Je leur disais que je n’avais pas de mère ni de père ni de famille. Je venais d’une famille très pauvre, donc je savais qu’elle ne pouvait pas payer la rançon. Ainsi, ils m’ont battu. Ils ont réussi à appeler mon oncle qui m’a demandé combien il devait m’envoyer. Je lui ai dit de ne pas le faire, de prendre soin de ma mère, d’acheter des médicaments et de ne rien payer. Chaque jour, ils me disaient : “Ousmane, c’est ton tour vendredi prochain”. Et puis un vendredi, ils ont finalement appelé mon nom. C’était moi ou quelqu’un que je connaissais. J’étais l’un des plus jeunes dans la prison, alors l’homme leur a dit : “Tuez-moi plutôt. Il est trop jeune pour mourir”, avant de me dire : “quand tu rentreras en Gambie, vas dans mon village et dis à ma famille que je suis mort”.
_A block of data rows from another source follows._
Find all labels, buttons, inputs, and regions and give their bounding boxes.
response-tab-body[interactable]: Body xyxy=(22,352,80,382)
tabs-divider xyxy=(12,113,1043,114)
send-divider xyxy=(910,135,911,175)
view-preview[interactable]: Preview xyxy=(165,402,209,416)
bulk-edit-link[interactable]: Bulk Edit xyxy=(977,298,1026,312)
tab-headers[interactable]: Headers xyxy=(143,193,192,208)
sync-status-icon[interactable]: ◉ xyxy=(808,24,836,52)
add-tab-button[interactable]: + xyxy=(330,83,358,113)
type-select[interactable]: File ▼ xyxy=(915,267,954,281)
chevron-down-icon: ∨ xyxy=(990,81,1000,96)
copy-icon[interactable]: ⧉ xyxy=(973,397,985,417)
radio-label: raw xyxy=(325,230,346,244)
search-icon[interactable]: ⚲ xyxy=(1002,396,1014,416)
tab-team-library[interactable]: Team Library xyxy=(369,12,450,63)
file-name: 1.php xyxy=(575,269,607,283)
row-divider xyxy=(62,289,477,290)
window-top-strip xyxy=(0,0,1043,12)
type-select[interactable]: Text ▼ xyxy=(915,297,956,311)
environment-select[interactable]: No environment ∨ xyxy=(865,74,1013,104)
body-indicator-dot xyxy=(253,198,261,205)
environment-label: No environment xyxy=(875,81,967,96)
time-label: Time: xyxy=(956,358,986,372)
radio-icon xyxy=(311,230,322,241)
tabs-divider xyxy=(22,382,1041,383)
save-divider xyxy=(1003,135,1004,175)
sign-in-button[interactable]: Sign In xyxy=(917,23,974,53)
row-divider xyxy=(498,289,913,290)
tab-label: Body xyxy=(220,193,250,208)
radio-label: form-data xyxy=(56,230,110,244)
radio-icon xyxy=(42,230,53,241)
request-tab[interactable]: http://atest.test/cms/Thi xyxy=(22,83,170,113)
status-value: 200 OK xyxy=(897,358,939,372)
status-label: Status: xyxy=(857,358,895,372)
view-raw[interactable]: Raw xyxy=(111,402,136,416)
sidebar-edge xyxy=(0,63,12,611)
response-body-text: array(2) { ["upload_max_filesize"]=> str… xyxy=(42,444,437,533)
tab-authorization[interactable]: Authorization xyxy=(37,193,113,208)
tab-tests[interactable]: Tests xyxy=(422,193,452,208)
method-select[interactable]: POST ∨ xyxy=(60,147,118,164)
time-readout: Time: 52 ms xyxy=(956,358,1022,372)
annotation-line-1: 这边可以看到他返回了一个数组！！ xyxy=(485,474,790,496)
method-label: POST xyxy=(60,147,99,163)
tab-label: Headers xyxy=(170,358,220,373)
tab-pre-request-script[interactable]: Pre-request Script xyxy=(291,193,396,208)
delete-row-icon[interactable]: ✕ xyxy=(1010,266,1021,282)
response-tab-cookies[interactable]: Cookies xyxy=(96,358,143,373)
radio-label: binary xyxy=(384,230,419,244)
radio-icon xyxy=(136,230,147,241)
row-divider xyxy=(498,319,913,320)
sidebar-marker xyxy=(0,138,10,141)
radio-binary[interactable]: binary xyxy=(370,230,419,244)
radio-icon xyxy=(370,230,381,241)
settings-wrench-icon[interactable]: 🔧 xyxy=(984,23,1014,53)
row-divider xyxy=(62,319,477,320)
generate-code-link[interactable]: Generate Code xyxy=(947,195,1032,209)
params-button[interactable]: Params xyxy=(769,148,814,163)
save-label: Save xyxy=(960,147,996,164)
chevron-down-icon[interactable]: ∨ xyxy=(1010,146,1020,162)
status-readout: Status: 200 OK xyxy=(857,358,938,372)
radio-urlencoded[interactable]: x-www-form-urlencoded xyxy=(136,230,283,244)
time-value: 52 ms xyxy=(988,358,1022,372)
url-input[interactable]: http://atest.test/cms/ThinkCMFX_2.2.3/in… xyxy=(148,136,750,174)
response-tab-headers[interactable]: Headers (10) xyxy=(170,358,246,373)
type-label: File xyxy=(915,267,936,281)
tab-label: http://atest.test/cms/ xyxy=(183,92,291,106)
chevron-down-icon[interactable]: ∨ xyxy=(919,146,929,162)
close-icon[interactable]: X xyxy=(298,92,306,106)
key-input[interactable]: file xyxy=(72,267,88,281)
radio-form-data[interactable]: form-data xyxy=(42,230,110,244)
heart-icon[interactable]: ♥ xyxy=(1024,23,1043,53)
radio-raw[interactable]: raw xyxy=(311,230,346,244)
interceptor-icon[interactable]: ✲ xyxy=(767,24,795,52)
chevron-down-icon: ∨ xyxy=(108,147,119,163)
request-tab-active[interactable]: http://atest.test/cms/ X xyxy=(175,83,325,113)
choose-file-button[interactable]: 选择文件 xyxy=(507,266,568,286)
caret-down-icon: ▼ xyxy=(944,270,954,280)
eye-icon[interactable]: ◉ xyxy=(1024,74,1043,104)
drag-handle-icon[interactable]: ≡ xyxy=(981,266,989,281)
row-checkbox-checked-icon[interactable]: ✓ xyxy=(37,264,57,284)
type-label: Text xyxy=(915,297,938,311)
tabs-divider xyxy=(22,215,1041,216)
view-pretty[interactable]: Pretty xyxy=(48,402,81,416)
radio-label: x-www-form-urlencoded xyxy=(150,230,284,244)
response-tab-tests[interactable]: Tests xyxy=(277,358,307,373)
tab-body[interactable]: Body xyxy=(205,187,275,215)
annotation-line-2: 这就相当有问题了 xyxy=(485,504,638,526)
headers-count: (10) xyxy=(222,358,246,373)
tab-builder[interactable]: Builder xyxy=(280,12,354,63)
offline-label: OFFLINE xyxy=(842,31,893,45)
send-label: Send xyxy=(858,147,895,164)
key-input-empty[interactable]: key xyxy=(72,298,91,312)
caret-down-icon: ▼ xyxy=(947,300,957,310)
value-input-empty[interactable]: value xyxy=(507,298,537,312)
Je n’ai jamais pensé que j’en sortirai vivant. J’étais censé y mourir. Beaucoup de gens ne savent même pas que je suis en vie. Les gens pleurent dans les prisons. Je n’ai jamais pleuré. Si vous voulez prier, ils vous fouettent cent fois. Je priais cinq fois par jour. Je regrette d’être allé en Libye. Je ne me suis jamais senti aussi seul. Je veux juste revenir en arrière et recommencer mon travail. Je ne conseillerais personne de prendre cette route. Je n’ai plus de famille, plus rien maintenant».